If \(\frac{\partial M}{\partial y} \neq \frac{\partial N}{\partial x}\), the equation isn't exact yet. The vector field \(\langle M, N \rangle\) doesn't come from a potential function as-is.

But you can multiply the whole equation by a carefully chosen function \(\mu(x,y)\):

\[\mu M\,dx + \mu N\,dy = 0\]

and hope that this new equation is exact. The function \(\mu\) is called an integrating factor.

When \(\mu\) Depends Only on \(x\)

If the quantity

\[h(x) = \frac{1}{N}\left(\frac{\partial M}{\partial y} - \frac{\partial N}{\partial x}\right)\]

depends only on \(x\) (no \(y\) terms), then:

\[\mu(x) = e^{\int h(x)\,dx}\]

Multiplying through by this \(\mu\) makes the equation exact. The geometric intuition: you're re-scaling the vector field so that its curl vanishes — making it conservative.

Why exponential? The exactness condition on \(\mu M\,dx + \mu N\,dy = 0\) produces a differential equation for \(\mu\) itself. When \(\mu\) depends only on \(x\), that equation simplifies to \(\frac{d\mu}{dx} = h(x)\mu\), which is a separable equation with solution \(\mu = e^{\int h\,dx}\).
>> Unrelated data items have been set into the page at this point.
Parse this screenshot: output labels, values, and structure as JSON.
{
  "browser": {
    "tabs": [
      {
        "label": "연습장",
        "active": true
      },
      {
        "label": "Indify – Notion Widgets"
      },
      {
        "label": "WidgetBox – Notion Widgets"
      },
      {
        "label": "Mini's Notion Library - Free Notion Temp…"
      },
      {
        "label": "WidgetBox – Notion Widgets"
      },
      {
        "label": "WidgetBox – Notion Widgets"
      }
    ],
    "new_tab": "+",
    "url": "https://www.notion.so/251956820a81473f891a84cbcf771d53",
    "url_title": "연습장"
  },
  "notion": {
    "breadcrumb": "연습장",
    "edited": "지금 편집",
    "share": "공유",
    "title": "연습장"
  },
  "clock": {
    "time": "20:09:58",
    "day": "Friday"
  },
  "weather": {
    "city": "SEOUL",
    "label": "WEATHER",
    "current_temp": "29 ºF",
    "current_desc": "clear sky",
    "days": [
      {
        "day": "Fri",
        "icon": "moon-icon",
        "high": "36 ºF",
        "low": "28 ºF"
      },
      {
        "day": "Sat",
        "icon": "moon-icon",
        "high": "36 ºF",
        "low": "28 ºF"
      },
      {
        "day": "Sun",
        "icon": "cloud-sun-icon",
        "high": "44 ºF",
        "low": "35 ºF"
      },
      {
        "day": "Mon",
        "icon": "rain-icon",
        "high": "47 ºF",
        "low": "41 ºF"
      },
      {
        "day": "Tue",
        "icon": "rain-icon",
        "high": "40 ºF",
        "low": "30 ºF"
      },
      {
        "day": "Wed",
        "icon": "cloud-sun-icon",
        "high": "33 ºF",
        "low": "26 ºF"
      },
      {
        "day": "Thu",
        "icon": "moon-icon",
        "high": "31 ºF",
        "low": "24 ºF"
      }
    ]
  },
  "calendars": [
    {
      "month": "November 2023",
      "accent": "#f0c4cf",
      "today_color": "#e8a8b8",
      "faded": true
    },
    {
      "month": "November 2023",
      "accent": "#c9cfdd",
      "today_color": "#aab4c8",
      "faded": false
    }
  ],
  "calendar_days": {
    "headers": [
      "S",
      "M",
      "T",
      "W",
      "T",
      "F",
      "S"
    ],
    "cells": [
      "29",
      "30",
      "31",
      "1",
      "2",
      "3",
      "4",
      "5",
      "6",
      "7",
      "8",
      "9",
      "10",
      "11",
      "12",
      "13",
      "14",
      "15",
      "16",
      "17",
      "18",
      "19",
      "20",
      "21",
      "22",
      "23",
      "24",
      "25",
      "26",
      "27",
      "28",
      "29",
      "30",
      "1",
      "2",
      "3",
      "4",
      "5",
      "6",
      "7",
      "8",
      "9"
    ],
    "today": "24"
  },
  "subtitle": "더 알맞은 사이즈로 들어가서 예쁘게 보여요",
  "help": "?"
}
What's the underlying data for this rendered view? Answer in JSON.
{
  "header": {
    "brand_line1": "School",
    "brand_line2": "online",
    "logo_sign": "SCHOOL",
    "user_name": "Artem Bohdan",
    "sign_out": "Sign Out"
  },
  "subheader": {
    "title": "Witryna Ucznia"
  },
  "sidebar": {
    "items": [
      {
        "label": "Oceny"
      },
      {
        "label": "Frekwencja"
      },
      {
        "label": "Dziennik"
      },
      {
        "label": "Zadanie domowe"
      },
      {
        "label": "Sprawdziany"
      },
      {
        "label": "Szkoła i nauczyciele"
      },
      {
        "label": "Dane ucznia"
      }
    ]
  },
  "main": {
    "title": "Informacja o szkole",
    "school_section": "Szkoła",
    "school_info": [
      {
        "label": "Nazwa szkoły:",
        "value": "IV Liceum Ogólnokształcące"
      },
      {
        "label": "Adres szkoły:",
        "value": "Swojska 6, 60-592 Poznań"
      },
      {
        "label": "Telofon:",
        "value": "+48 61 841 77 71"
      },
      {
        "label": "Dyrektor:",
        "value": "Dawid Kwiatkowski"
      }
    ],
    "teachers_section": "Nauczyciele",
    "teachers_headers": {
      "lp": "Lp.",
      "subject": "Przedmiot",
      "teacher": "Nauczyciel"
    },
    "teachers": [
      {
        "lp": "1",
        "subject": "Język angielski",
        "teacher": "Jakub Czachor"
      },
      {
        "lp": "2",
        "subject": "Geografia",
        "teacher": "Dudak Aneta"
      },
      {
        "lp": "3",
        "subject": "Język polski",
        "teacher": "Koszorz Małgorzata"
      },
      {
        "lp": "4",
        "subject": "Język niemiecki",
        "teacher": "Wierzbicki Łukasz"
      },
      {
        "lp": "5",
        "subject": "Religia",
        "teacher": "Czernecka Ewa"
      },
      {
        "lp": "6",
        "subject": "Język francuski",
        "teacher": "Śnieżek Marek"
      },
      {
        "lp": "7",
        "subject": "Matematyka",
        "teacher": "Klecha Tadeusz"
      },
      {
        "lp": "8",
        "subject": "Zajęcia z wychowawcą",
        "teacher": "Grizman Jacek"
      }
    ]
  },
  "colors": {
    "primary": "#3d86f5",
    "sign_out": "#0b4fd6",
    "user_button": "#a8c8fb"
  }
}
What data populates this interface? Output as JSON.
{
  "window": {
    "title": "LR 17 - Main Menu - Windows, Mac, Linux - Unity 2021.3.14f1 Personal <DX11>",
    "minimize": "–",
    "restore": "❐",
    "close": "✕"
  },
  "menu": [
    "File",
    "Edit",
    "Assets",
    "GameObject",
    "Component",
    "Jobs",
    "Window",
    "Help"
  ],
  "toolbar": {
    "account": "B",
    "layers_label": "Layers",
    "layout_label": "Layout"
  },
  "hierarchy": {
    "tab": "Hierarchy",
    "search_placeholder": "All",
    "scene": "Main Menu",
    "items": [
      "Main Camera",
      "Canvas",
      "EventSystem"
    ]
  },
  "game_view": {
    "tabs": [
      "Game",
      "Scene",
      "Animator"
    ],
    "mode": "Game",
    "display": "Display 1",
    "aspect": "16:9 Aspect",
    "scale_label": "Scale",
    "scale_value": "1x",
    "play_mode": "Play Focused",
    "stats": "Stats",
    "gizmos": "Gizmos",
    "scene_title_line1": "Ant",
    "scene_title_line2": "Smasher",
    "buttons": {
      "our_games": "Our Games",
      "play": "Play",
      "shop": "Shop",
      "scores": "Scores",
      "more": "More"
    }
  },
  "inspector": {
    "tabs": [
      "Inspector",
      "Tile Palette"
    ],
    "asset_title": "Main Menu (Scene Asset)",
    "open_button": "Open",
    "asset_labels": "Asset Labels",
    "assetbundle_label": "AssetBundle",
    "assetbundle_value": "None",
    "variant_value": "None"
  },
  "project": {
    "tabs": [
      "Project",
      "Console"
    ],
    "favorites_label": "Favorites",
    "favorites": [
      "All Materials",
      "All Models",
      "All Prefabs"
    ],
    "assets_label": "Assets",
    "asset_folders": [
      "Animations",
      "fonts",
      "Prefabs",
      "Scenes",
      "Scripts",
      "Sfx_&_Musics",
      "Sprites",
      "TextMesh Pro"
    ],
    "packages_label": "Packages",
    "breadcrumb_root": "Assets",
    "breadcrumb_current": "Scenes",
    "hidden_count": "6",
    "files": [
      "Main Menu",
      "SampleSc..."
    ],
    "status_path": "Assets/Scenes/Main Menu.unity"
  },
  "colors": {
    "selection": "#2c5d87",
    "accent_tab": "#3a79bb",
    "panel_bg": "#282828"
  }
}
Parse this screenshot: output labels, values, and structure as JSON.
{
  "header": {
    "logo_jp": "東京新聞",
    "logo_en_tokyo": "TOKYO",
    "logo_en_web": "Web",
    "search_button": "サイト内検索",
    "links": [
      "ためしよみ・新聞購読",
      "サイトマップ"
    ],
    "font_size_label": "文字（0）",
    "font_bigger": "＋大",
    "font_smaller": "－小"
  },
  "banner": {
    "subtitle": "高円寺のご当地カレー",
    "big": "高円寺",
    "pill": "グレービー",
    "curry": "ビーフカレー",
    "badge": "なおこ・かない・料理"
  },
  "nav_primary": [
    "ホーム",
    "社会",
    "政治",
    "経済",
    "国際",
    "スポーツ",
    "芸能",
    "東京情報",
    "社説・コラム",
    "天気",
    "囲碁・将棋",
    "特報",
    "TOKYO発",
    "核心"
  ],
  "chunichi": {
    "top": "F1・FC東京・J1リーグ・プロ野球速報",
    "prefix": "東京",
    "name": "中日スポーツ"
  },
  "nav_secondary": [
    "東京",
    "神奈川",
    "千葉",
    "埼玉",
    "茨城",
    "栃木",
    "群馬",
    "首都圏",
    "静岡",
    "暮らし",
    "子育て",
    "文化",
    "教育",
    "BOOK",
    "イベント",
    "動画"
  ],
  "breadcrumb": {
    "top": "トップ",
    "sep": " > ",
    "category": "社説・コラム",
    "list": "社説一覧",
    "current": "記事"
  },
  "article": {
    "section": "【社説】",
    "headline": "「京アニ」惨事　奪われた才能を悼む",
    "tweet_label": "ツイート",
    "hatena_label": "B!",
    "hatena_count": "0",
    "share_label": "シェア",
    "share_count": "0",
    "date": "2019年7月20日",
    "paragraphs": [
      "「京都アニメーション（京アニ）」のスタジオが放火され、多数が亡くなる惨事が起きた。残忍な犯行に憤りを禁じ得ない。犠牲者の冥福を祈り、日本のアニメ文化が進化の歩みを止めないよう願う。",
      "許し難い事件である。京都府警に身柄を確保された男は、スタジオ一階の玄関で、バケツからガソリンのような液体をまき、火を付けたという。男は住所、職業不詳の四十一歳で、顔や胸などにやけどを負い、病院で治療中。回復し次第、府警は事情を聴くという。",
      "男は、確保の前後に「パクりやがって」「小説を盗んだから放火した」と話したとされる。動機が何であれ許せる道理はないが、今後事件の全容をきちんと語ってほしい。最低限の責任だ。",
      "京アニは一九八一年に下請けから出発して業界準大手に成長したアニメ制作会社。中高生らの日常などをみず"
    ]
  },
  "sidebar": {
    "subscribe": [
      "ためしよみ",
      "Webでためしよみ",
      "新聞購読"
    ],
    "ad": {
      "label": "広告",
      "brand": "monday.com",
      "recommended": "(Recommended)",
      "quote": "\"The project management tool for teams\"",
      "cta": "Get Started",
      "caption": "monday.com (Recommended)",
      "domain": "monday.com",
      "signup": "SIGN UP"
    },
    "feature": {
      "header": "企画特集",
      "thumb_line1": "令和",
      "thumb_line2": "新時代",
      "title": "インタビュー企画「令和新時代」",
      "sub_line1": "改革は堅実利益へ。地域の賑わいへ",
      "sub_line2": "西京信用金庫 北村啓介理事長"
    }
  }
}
The integrating factor is the solution to its own mini-ODE.

The Full Map

Concept Symbol / Form What it means geometrically
Slope form \(\frac{dy}{dx} = -M/N\) Tangent direction to the solution curve
Differential form \(Mdx + Ndy = 0\) Displacement \(\langle dx,dy\rangle\) perpendicular to \(\langle M,N\rangle\)
Exactness condition \(M_y = N_x\) \(\langle M,N\rangle\) is a conservative (gradient) field
Total differential = 0 \(df = 0\) Moving along constant-height contour of surface \(f\)
Solution \(f(x,y) = C\) A family of level curves — one per initial condition
Integrating factor \(\mu \cdot (Mdx + Ndy) = 0\) Re-scale the field until it becomes conservative

One-sentence summary: an exact differential equation is a DE that secretly encodes zero total change in some hidden scalar function — your job is to recover that function, and the solution is just its level curves.